Les deux courtisans se retrouvèrent seuls, tout ébaubis, leurs plans contrariés par cette nouvelle. La versatilité du temps les avait contraints à retourner dans la galerie ornée de toiles de maîtres syldures, que les hôtes désertaient peu à peu.

« Éva ne m’a pas l’air de se plaindre de sa disgrâce, fit remarquer le marquis de Bifenbaf.

– Pas de rancœur, aucune jalousie.

– Lynda va donc posséder ce trône désiré.

– Lynda, ce petit monstre ! vitupère Kougnonbaf en grinçant des dents.

– Lynda, cette charmante enfant ! rétorque Bifenbaf avec un sourire béat.

« Cette peste détestable !

– Cette créature adorable !

– Cette roulure abominable !

– Cette hirondelle aux ailes gracieuses !

– Comme j’aimerais lui briser la nuque !

– Comme j’aimerais lui serrer la taille !

– Que ne puis-je la rouer de coups !

– Que ne puis-je la couvrir de baisers !

– Vous m’agacez, marquis.
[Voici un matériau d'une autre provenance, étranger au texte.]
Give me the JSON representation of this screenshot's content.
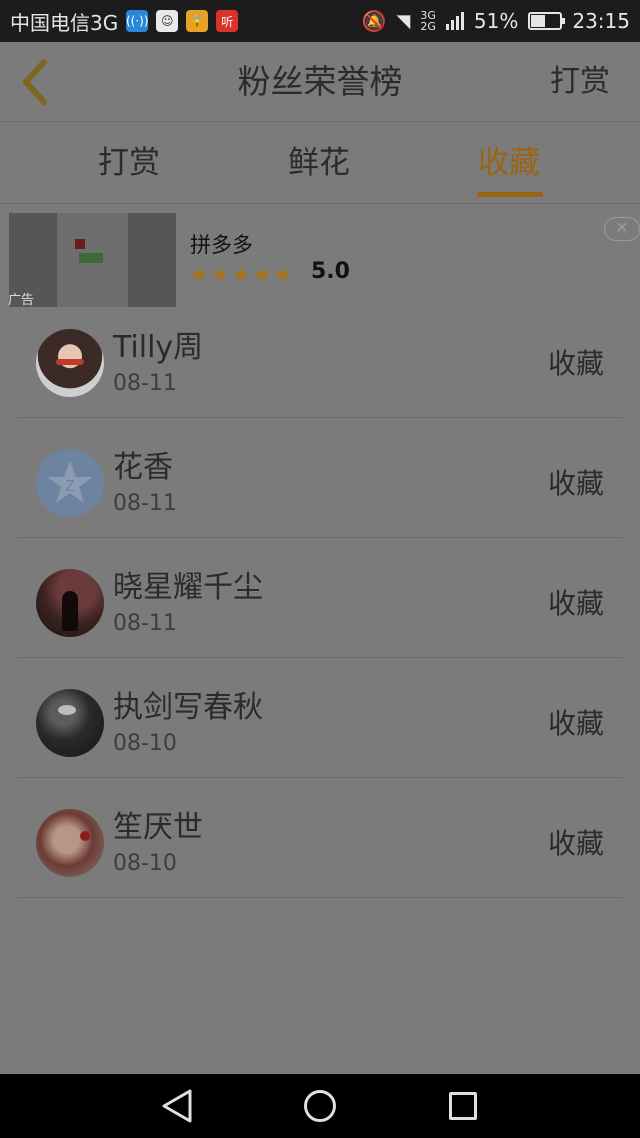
{
  "status_bar": {
    "carrier": "中国电信3G",
    "apps": [
      "wifi-hotspot-icon",
      "chat-icon",
      "lock-app-icon",
      "listen-app-icon"
    ],
    "app_listen_label": "听",
    "network_type": "3G/2G",
    "battery_percent": "51%",
    "time": "23:15"
  },
  "header": {
    "title": "粉丝荣誉榜",
    "right_action": "打赏"
  },
  "tabs": [
    {
      "label": "打赏",
      "active": false
    },
    {
      "label": "鲜花",
      "active": false
    },
    {
      "label": "收藏",
      "active": true
    }
  ],
  "ad": {
    "tag": "广告",
    "app_name": "拼多多",
    "stars": 5,
    "rating": "5.0"
  },
  "fans": [
    {
      "name": "Tilly周",
      "date": "08-11",
      "action": "收藏"
    },
    {
      "name": "花香",
      "date": "08-11",
      "action": "收藏"
    },
    {
      "name": "晓星耀千尘",
      "date": "08-11",
      "action": "收藏"
    },
    {
      "name": "执剑写春秋",
      "date": "08-10",
      "action": "收藏"
    },
    {
      "name": "笙厌世",
      "date": "08-10",
      "action": "收藏"
    }
  ],
  "colors": {
    "accent": "#9a6512",
    "overlay_background": "#7b7b7b"
  }
}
Je donne libre cours à ma haine, et vous libre cours à votre amour.

– Est-ce ma faute si je suis follement épris d’elle ?

– Dans ce cas, au moins, nous ne nous battrons pas en duel pour ses beaux yeux.

– Ah !… soupira-t-il derechef. Les yeux de Lynda !…

– Je les lui crèverai, ses jolis yeux, ainsi elle ne plaira plus à personne.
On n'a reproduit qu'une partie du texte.